Clover sighed. “Yes. Everything will be forgotten and nothing will be redressed. We’re all going to die someday. The sun is destined to burn out. It’s a wonder I didn’t hang myself from the rafters studying under you.”
“Well, here’s a surprise, then. I’ve actually come today with some good news.”
Clover’s thoughts ran immediately to his father. “You’ve found him? He’s alive?”
Bernstein nodded. “Better than that. There’s a crowd gathered outside the Bastion as we speak. Apparently some young woman has been going around the city telling anyone who’ll listen about how the Protectorate is holding the hero Daniel Hamill against his will.” Some young woman: that could only be Kita. Who else even knew that Clover’s father was alive? “They say Chang will be back in the Anchor any day now. When he arrives, he’s going to have to reckon with the public.”
“Reckon how?”
“Plenty of people think Chang took things too far at the tooroon, and they have their doubts about the official story surrounding the Epistem’s and Archbishop’s deaths.

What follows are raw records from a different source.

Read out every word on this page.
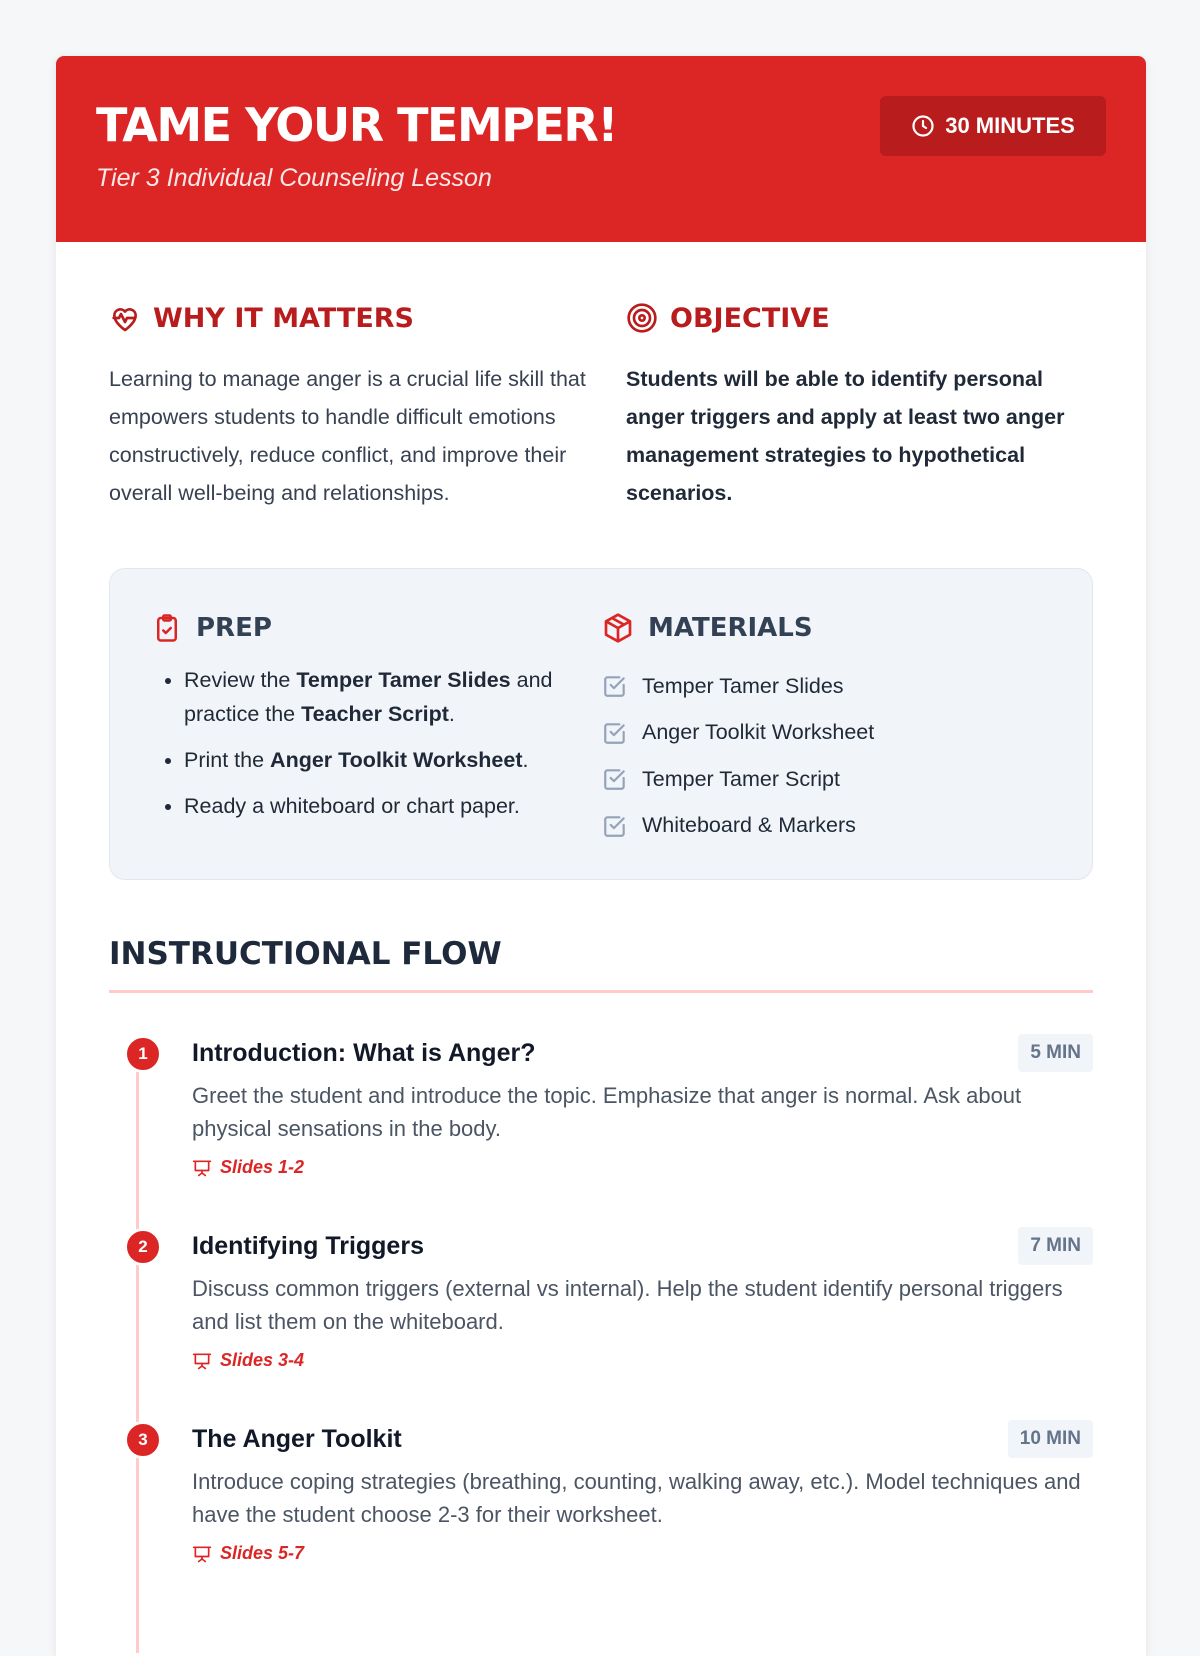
TAME YOUR TEMPER!
Tier 3 Individual Counseling Lesson
30 MINUTES
WHY IT MATTERS

Learning to manage anger is a crucial life skill that empowers students to handle difficult emotions constructively, reduce conflict, and improve their overall well-being and relationships.

OBJECTIVE

Students will be able to identify personal anger triggers and apply at least two anger management strategies to hypothetical scenarios.

PREP
• Review the Temper Tamer Slides and practice the Teacher Script.
• Print the Anger Toolkit Worksheet.
• Ready a whiteboard or chart paper.
MATERIALS
Temper Tamer Slides
Anger Toolkit Worksheet
Temper Tamer Script
Whiteboard & Markers
INSTRUCTIONAL FLOW
1	Introduction: What is Anger?	5 MIN

Greet the student and introduce the topic. Emphasize that anger is normal. Ask about physical sensations in the body.

Slides 1-2
2	Identifying Triggers	7 MIN

Discuss common triggers (external vs internal). Help the student identify personal triggers and list them on the whiteboard.

Slides 3-4
3	The Anger Toolkit	10 MIN

Introduce coping strategies (breathing, counting, walking away, etc.). Model techniques and have the student choose 2-3 for their worksheet.

Slides 5-7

With the Mindful making trouble all over the city, Chang is running low on political capital. He can’t afford to execute an Honor who was held prisoner by Sophia for the last year.
My guess is he’ll free your father in exchange for a public pledge of loyalty to the new regime.”
“And me?”
“You’re the hero’s son. He’ll have to make you the same offer.”
Clover sat back in his chair. “Mafwe. That’s the sunniest prediction I’ve ever heard you make.”
“You’re right,” Bernstein said, putting on a familiar frown. “I should probably double-check my calculations. I must have missed something.”
* * *
The halls of the Library were different than Clover remembered. Quieter. Emptier. Bernstein said many of his fellow attendants had left the city after the death of the Epistem, fearing an institutional purge, and those who’d remained had learned to keep their heads down. Clover happened upon an attendant he recognized from his days as an apprentice, but the man scurried away as soon as they made eye contact. It was fear—floating on the air like the millions of dust mites that would one day reclaim all these books, turning them into so much waste. Clover had seen these mites once, under the magnifying scope in the chemistry lab. He’d expected to find them monstrous, but they were actually quite beautiful—opaque and gemlike, sprouting quavering tendrils in every direction.
It was dark outside the windows; though most of the clocks had been allowed to wind down, the few that still functioned showed the time to be a little past eight o’clock. This was the first time Clover had been allowed out of his cell except to answer the call of nature in nearly six weeks, and he’d yet to be told why. The soldier who’d come to get him wasn’t exactly chatty; they marched in silence through the desolate stacks and up staircase after staircase, toward an inevitable destination. And what would be waiting there at the top of the Library, where once Clover’s whole conception of reality had been turned on its head?